Olivia came up the driveway, clearly alarmed by the expression on my face. “Everything okay?”
I slid the battery off the back of the phone, then looked at Nick and said, “We need a ride.”
54
“JUST GOT OUT OF A CAB?” SAID JASON WALD.
Wald was in the back of a white van that was parked in the bus lot across the street from the Tonnelle Avenue motel. Seated in the captain’s chair beside him, wearing headphones, was his tech expert. Between them was a laptop computer. Weeks earlier, Mallory Cantella’s “boyfriend,” Nathaniel, had given them everything they needed to program Mallory’s cell with spy software. Ivy’s conversation with Michael had come through the speakers on the laptop in real time, loud and clear.
“How did they get out of the motel without us seeing them?” asked Wald.
It was their job to let Burn know exactly when Michael and Olivia made a move. A wireless camera on the fence was aimed at the motel room door, with either Wald or his tech guy watching the image on their computer screen at all times.

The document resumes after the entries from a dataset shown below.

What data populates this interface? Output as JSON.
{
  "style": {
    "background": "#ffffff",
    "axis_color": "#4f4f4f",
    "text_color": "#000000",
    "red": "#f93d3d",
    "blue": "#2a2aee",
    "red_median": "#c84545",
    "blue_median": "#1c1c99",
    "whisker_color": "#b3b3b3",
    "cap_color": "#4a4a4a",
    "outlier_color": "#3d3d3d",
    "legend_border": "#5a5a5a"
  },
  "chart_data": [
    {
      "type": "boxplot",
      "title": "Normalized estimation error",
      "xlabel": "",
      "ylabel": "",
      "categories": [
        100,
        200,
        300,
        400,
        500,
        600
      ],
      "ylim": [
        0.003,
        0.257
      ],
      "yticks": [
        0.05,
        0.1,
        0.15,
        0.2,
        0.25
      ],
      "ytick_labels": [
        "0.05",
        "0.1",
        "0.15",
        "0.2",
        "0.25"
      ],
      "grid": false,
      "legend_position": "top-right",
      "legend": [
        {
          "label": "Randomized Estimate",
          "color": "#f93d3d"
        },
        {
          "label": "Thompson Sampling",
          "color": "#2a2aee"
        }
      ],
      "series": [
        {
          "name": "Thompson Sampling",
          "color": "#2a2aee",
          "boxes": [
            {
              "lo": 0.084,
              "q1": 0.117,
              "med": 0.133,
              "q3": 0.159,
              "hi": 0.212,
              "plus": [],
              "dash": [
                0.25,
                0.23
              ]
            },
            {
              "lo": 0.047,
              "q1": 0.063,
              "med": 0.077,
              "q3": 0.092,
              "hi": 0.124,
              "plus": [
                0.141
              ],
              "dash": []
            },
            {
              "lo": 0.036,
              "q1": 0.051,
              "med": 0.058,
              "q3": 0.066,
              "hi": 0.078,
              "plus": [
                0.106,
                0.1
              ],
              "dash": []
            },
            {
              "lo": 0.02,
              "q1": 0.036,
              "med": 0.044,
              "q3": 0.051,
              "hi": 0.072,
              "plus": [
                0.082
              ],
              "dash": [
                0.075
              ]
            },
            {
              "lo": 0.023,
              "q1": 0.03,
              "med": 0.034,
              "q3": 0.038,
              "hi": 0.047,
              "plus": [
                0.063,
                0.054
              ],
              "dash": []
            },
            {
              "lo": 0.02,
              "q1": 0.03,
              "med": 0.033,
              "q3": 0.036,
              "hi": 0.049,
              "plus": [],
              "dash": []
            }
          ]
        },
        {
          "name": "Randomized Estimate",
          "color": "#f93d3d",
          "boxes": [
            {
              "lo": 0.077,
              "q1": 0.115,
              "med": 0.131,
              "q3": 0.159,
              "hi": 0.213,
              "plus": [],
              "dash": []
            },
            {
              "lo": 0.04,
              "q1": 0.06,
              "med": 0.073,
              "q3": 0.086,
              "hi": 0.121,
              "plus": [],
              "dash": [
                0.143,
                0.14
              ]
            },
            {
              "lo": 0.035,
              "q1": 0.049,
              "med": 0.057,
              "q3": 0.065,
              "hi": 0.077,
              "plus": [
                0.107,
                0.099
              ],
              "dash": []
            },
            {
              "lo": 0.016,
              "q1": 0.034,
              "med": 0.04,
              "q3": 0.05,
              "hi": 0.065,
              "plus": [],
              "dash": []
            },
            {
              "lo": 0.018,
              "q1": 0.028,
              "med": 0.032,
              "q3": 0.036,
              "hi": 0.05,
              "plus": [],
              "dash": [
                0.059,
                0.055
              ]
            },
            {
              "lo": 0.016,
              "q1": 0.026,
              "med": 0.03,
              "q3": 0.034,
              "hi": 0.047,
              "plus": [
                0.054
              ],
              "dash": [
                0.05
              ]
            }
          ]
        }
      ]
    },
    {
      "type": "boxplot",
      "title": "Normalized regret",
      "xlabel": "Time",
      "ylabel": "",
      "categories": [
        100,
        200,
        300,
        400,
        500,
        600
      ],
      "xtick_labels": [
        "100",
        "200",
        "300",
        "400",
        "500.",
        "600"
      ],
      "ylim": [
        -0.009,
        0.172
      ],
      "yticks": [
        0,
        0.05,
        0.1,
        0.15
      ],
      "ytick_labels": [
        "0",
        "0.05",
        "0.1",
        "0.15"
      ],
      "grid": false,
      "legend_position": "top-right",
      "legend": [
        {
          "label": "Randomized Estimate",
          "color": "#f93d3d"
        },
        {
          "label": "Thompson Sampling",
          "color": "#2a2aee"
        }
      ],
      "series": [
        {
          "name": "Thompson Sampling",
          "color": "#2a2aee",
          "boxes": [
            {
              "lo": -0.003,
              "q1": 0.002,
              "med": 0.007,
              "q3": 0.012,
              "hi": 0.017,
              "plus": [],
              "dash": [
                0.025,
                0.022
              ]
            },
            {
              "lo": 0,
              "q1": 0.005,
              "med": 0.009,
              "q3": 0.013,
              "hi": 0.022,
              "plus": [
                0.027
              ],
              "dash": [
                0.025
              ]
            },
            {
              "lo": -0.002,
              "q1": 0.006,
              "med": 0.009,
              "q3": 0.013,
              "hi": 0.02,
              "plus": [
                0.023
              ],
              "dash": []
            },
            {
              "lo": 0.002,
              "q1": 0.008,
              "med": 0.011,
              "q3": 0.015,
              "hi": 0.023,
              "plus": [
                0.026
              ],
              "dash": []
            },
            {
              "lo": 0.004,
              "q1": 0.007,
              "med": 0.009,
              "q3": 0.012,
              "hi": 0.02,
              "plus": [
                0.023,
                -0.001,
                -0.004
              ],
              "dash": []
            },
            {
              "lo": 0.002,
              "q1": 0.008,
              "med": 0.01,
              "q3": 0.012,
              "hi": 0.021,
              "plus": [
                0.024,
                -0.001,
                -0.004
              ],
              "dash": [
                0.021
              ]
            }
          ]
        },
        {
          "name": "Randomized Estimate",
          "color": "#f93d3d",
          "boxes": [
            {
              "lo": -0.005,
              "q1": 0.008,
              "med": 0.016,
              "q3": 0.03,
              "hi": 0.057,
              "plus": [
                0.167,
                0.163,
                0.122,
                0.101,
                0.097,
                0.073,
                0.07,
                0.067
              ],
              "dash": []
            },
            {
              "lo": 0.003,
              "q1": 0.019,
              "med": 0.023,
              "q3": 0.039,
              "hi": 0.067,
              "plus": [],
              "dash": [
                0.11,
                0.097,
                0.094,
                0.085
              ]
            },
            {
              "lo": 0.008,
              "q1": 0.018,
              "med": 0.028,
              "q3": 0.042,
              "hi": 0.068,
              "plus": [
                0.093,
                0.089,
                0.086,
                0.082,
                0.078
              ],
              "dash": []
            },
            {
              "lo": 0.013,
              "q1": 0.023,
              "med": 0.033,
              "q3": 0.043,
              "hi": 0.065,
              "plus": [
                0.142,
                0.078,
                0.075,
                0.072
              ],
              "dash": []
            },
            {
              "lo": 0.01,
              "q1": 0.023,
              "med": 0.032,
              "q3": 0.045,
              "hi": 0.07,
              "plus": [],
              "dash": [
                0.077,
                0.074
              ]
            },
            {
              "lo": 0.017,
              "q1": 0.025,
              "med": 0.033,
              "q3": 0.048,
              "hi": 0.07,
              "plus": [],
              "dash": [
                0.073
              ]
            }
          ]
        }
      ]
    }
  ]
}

“What does the GPS say?” Wald said.
“For some reason the spyware still isn’t giving me a read from the cell phone.”
“What about Olivia’s car?” Wald had gone over in the middle of the night and planted a backup under the bumper.
The tech guy pulled up the satellite coordinates on the computer screen. “The car hasn’t moved.”
“Of course it hasn’t,” said Wald. “They took a cab. Try getting the GPS reading on the cell phone again.”